Surgical simulation through haptic technology

 
 

Advanced technology is allowing computers to power far more realistic, guided learning experiences than on static "dummies," which will directly benefit clinicians and patients while still delivering key benefits of simulation, including the ability to avoid the use of cadavers, animals, and live-patient learning.


Haptic medical simulations provide force feedback and are based on sophisticated, high-fidelity haptic devices and software that deliver greater precision, differentiation between materials such as bone and soft tissue, and a more realistic sense of touch.

The haptics most frequently seen in medical simulation and training uses technology known as proprioceptive "force feedback," where users hold a tool or stylus that pushes back on the user's hand when it makes contact with virtual objects. The stylus is usually powered by a motor, or in a recent case, by magnetic levitation forces, and programmed by software to deliver specific levels of force or "feeling." Such forces can be programmed to simulate the sensation of interacting with different organs by knowing the material properties of tissue, muscle, fat, open cavities, or more specific anatomical substructures.


 

Traditional practice for teaching procedures to surgical residents is to "see one, do one, teach one" via clinician supervision with expensive bone specimens from cadavers or on real patients.
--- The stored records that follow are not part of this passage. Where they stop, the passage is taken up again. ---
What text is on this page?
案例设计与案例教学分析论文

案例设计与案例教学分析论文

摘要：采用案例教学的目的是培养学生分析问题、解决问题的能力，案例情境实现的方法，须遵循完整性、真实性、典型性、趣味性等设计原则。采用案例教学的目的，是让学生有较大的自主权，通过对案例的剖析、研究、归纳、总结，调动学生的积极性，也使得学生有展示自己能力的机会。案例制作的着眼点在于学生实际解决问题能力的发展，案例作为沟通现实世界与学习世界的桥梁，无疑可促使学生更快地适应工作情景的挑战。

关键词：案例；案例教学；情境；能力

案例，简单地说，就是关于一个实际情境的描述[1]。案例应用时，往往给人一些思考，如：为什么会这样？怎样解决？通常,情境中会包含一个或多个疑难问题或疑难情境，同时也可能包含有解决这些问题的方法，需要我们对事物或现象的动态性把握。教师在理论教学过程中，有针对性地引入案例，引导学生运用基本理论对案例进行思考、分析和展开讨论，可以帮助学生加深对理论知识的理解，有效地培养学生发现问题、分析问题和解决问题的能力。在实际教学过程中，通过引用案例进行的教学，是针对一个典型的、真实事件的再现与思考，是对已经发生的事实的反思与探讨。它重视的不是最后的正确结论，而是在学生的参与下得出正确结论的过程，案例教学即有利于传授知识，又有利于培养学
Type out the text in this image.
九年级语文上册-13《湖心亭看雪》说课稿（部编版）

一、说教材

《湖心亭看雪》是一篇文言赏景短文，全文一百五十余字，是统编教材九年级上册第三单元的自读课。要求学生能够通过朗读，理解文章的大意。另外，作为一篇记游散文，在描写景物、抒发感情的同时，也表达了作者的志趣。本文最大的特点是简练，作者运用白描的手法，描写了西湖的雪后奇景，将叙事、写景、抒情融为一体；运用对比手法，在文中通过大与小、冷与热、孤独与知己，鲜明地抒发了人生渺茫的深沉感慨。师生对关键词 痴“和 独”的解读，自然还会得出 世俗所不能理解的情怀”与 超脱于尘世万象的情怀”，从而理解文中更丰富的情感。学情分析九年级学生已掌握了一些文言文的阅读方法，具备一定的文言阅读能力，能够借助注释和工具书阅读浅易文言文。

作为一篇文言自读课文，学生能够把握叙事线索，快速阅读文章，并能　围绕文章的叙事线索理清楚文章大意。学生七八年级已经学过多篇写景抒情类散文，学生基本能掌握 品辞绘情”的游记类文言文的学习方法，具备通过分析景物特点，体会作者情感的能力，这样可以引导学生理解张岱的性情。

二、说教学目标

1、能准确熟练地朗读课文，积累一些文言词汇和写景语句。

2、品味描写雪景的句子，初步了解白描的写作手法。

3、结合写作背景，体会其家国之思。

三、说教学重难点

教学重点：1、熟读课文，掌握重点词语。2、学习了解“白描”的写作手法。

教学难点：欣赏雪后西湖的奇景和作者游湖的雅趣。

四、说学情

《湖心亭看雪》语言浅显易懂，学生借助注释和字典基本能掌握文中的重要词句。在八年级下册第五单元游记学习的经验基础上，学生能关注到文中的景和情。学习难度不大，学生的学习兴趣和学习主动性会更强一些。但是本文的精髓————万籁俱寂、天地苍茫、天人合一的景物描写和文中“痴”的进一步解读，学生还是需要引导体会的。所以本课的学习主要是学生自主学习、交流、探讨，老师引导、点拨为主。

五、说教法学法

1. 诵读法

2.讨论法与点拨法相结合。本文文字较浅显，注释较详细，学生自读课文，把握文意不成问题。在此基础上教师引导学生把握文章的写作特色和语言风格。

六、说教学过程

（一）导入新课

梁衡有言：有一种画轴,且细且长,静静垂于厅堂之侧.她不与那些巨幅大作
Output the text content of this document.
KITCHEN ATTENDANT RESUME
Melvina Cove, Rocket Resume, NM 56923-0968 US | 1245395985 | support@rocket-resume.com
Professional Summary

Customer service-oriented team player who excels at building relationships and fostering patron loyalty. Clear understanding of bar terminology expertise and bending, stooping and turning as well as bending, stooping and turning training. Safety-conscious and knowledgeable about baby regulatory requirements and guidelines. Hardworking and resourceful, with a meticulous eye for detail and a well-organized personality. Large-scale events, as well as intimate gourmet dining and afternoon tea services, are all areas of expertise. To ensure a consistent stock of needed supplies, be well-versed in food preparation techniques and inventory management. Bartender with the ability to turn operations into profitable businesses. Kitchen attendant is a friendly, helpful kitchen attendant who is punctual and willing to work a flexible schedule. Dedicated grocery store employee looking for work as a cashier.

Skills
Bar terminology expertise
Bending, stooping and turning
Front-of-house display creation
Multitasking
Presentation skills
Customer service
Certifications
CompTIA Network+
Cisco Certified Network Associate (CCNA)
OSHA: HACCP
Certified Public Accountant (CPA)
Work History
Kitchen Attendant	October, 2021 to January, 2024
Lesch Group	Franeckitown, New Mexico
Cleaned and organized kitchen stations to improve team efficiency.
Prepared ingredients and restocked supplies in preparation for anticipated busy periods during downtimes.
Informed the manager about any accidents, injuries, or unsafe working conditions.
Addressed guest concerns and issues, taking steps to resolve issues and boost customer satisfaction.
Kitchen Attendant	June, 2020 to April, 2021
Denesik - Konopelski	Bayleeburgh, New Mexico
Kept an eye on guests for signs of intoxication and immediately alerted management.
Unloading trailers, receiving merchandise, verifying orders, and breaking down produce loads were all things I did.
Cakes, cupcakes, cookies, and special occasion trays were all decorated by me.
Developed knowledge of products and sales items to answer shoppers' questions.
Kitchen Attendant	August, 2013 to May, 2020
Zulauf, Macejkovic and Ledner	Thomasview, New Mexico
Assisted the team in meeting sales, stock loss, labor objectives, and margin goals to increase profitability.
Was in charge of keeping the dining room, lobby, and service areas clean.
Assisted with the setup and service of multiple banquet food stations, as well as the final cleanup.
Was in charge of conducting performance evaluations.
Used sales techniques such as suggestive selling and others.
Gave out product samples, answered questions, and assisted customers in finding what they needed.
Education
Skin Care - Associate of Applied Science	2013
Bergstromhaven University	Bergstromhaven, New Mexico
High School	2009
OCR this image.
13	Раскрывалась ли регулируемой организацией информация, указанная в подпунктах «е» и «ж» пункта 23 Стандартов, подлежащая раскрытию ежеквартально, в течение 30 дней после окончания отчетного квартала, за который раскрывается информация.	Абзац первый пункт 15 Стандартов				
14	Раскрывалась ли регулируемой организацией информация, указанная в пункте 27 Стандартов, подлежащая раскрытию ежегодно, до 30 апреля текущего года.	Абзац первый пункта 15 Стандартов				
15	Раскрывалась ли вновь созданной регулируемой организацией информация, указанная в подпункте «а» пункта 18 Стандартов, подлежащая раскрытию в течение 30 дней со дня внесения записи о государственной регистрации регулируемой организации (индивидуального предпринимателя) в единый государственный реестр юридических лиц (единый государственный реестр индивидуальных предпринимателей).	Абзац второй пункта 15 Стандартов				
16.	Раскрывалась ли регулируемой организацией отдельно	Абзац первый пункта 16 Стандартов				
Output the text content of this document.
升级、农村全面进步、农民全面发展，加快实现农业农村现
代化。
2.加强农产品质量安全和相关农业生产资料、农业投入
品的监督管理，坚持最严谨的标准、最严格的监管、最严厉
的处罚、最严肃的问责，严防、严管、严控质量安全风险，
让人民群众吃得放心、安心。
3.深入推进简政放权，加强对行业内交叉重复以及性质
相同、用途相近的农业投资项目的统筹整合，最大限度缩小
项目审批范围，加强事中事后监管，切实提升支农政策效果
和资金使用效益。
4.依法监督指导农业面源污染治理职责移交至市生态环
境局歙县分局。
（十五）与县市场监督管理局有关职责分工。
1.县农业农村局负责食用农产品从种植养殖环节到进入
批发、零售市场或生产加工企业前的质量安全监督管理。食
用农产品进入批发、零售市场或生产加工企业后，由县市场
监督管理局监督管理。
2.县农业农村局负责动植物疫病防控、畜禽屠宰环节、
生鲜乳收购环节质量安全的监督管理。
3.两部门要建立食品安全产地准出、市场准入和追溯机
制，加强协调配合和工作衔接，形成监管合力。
Neither option facilitates thorough, risk-free training. Cadavers are costly and usually in short supply, with some countries (for example, the United Kingdom) banning them altogether. Patient-based learning — even under the highly supervised hospital settings of today's medical centers — interjects an element of risk and malpractice concerns, particularly with high-risk procedures such as temporal bone drilling near the brain, where the slightest deviation can create widespread and permanent adverse consequences.

There are several opportunities for computer-based, haptically-enabled training simulators to beneficially impact medical education: guided lessons without the need for a real mentor present, simulating real patient anatomy and functions and the relevant anatomic variants, and automatic or batched assessment by the teacher. Medical students can practice a procedure repeatedly — an unlimited number of times — until they learn to "feel" how a procedure is done, and be skill-tested in a controlled, measurable environment.